Re: RARA-AVIS:Hammett and Kurosawa & Analytic Methods

From: Keith Alan Deutsch ( keithdeutsch@earthlink.net)
Date: 19 Apr 2000


> Dick Lochte wrote:
>
> Read the Hammett article, and noticed that it repeated as fact, a claim I've
> seen at times in discussions here, namely that Kurosawa got his idea for
> Yojimbo
> from Red Harvest.
>
> I do see some similarities, but I sure see some big differences too. Who
> of the Kurosawa or Hammett biographers has made this claim and what basis
> did he
> or she give? I'd like something more substantial than similarities......
>
>
> Bill Hagen
>
> I'm not sure who, if any, of the Hammett biographers made the claim.
> Kurosawa denied the Hammett connection, just as Leone denied that "Fistful
> of Dollars" was inspired by "Yojimbo." But the films' plots speak for
> themselves. ........ To my mind, the similarities are
> substantial enough to justify the claim.
> Dick Lochte
>

Dear Dick and Bill,

I recently made the same claim that Red Harvest & Yojimbo were very similar; I think I stopped at saying Kurosowa was influenced by Hammett in that post to RARA-AVIS. (might not have gotten through--software problems).

The rogue Samurai, Ronin, who plays one faction off of another, is a traditional theme in Japanese popular fiction and swordsman ship mythology. See my reference to "Musashi" (in the "missing?" post) the film that won the 1955 Academy Award for Best Foreign Film--not by Kurosawa, but starring a very young Toshiro Mifune. "Musashi" is also the title of an epic novel in 5 books written by of Japan's most popular author's between 1932 or so to 1940, I believe--classic hard boiled American pulp period. Finally Musashi is a real person who wrote the most famous Japanese book on strategy, The Book of Five Rings. He is Ja[an's greatest Samurai swordsman from the classic 1600's on Shogunate introduced by Clavell. Musashi's biography could make a great hard boiled tale set in a foreign land.

Bruce Willis starred a few years ago in a film, title escapes me (Last Man Standing?), that is very dependent on Red Harvest/Yojimbo. Producers--for obvious reasons---say it had nothing to do with Hammett's story, the rights to which were (at minimum film rights) sold some years back to, I believe, an Italian producer.

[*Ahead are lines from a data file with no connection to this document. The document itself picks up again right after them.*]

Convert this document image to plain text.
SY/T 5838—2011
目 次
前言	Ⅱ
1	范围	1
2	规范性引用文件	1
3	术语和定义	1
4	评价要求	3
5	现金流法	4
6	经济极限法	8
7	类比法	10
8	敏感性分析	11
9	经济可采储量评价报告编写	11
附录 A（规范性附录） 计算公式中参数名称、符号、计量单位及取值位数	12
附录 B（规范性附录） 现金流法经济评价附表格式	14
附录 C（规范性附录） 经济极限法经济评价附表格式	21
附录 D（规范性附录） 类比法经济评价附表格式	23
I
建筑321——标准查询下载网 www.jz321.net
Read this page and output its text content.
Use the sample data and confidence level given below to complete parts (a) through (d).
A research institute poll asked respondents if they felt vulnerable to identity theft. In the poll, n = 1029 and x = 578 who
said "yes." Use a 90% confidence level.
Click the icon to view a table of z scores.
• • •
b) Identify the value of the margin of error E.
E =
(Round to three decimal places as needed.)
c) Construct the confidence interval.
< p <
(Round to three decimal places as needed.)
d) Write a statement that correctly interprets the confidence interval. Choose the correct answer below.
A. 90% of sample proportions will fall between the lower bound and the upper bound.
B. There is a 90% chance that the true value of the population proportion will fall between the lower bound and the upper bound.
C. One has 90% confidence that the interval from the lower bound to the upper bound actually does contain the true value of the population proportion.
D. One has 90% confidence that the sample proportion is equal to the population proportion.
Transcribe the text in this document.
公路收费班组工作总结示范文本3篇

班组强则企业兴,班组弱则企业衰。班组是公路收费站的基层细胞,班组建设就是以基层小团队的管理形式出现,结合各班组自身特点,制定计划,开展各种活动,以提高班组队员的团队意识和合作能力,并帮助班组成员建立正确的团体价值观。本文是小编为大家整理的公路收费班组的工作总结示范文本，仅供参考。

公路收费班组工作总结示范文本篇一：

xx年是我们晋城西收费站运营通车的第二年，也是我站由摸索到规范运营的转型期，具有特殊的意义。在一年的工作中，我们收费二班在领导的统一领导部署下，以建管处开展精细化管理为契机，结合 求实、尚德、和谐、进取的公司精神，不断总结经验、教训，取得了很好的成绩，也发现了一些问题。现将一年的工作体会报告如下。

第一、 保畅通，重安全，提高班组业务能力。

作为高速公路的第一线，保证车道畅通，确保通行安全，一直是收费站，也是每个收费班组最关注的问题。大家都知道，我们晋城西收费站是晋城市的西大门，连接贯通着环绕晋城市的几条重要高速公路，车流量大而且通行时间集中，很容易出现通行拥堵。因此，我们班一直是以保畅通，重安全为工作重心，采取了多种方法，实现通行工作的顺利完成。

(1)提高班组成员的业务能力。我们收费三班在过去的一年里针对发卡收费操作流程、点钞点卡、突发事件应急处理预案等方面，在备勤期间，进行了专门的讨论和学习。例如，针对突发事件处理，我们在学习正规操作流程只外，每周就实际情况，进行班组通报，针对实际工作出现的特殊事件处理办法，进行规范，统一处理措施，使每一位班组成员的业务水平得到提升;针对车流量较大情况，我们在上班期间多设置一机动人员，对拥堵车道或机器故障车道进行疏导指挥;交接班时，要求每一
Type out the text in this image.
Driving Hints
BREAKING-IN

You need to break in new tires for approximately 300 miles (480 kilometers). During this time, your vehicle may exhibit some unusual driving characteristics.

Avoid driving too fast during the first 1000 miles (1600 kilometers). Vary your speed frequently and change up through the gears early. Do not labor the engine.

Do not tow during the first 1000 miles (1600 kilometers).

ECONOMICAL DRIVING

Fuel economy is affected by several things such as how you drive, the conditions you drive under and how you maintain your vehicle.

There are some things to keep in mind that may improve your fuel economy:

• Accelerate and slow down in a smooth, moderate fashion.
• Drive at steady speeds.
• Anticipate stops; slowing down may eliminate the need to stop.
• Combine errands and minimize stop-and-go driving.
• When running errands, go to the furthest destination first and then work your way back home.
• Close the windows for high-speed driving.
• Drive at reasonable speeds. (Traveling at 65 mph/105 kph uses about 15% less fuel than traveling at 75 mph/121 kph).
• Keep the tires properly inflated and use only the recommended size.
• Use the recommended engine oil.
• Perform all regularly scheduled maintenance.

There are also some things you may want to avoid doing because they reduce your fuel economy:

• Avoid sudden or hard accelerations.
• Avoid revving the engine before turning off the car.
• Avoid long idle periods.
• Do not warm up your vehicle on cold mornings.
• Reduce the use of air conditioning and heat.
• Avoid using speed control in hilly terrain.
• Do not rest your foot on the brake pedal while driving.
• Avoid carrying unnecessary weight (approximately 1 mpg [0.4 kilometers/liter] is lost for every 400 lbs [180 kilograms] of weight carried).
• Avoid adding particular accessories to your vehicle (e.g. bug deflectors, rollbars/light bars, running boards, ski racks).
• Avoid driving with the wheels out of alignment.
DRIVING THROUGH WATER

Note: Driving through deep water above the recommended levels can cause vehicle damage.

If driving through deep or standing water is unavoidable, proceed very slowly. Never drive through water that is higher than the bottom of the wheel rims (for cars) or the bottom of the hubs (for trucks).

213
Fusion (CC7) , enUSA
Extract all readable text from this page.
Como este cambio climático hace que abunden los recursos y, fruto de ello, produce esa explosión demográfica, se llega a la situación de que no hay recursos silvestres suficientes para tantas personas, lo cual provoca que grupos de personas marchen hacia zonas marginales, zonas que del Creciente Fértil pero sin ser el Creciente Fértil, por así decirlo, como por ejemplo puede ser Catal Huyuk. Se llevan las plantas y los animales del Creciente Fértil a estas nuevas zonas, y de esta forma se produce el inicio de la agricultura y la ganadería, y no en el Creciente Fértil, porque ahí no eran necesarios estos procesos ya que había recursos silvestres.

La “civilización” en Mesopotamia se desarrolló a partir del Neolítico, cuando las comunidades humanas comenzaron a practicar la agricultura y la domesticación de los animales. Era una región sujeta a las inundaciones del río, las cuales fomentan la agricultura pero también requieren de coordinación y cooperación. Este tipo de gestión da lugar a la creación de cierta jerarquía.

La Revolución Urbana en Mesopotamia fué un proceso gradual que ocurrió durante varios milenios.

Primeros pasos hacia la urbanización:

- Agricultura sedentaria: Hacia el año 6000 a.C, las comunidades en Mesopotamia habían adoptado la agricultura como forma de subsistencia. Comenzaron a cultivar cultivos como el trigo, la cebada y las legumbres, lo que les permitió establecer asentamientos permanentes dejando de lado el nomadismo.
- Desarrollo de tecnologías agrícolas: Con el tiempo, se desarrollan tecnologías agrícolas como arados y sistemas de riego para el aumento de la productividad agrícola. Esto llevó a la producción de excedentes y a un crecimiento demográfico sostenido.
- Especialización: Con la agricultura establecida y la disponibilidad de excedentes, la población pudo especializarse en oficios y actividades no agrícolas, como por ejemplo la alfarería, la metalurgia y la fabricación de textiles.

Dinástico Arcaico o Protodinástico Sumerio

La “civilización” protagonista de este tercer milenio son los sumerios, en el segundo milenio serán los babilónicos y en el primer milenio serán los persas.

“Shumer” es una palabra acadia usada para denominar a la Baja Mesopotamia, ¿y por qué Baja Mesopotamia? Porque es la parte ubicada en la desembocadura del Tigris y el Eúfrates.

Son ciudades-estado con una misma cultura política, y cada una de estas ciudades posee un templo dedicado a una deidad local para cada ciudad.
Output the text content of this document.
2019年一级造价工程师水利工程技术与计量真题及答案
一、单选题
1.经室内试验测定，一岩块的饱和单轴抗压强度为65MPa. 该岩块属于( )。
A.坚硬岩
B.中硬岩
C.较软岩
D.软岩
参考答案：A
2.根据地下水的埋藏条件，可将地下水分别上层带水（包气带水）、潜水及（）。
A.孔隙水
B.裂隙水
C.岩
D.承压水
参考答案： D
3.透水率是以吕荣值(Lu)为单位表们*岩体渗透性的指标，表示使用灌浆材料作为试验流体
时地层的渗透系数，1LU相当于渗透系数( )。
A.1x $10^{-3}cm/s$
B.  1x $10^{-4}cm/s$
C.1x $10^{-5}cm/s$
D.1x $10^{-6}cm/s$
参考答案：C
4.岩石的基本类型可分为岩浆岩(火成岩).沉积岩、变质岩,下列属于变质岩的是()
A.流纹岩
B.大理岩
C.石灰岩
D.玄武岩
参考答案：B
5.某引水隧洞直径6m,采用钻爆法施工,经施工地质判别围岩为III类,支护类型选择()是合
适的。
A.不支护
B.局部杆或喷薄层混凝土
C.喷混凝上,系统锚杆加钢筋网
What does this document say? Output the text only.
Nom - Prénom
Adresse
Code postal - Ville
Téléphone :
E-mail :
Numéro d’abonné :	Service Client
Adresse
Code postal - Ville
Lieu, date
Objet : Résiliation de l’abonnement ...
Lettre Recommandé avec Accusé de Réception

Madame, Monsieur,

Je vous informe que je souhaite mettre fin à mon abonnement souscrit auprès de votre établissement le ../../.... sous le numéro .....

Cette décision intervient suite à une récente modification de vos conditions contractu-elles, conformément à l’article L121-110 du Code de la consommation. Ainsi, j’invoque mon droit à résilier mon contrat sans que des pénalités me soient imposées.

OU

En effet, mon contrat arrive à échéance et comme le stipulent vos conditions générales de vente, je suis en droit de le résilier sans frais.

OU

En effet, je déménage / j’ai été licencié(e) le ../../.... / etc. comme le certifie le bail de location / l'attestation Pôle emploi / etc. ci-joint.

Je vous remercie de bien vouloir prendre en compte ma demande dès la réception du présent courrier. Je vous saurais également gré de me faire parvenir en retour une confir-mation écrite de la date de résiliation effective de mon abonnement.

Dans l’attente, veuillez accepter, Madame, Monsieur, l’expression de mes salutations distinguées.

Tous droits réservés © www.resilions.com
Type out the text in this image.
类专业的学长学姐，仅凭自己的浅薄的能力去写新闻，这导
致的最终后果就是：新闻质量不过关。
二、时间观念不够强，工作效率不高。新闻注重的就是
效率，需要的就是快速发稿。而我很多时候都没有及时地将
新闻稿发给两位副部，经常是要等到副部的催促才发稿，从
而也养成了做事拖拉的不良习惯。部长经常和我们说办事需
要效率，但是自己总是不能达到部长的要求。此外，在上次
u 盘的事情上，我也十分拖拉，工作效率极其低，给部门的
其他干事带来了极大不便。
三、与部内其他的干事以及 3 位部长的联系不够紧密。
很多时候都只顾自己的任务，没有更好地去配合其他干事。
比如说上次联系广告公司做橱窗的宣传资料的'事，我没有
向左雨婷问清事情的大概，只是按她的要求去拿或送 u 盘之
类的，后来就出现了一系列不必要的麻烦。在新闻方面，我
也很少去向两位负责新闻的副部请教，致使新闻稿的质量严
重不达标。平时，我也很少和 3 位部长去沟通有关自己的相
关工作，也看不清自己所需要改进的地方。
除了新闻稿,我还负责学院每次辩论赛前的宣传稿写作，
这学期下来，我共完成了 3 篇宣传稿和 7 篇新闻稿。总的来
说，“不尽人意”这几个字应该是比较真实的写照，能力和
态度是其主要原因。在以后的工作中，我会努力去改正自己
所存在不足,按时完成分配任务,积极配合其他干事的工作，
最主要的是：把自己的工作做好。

A friend I met through my Hollywood Agent, when I had a Hollywood agent, :Larry Bishop (director of a recent offbeat hard boiled film and son of Joey "rat pack" Bishop) was writing scripts of Red Harvest over and over again for the producer whose name escapes me. I read the scripts and they were good.

In any case, for a variety of rights reason's, film people are hesitant to give acknowledgment to influences. As I mentioned before, in the post that may not have gotten through, George Lucas has stated that Kurosawa's Castle of Blood was the primary inspiration for the first Star Wars film.

Of course it is one thing to see the similarities (and differences) in works of art, but quite a different matter to claim a direct influence (this problem occurs all the time in infringement litigation.).

So I have to disagree with Bill's reasoning and side with Dick Lochte's analytic model for establishing influences.

Even if a biographer or historian mentioned he knew Kurosawa was influenced by Hammett's Red Harvest in Yojimbo (and I seem to recall reading that somewhere) it is another matter to provide documentary evidence. For instance, Chandler wrote that he practiced writing an Erle Stanley Gardner Black Mask story from memory as a warm up lesson on how to write for Black Mask. I could look up the reference and the name of the story he used. I think it is in Dr. Frank MacShane's authorized biography of Chandler.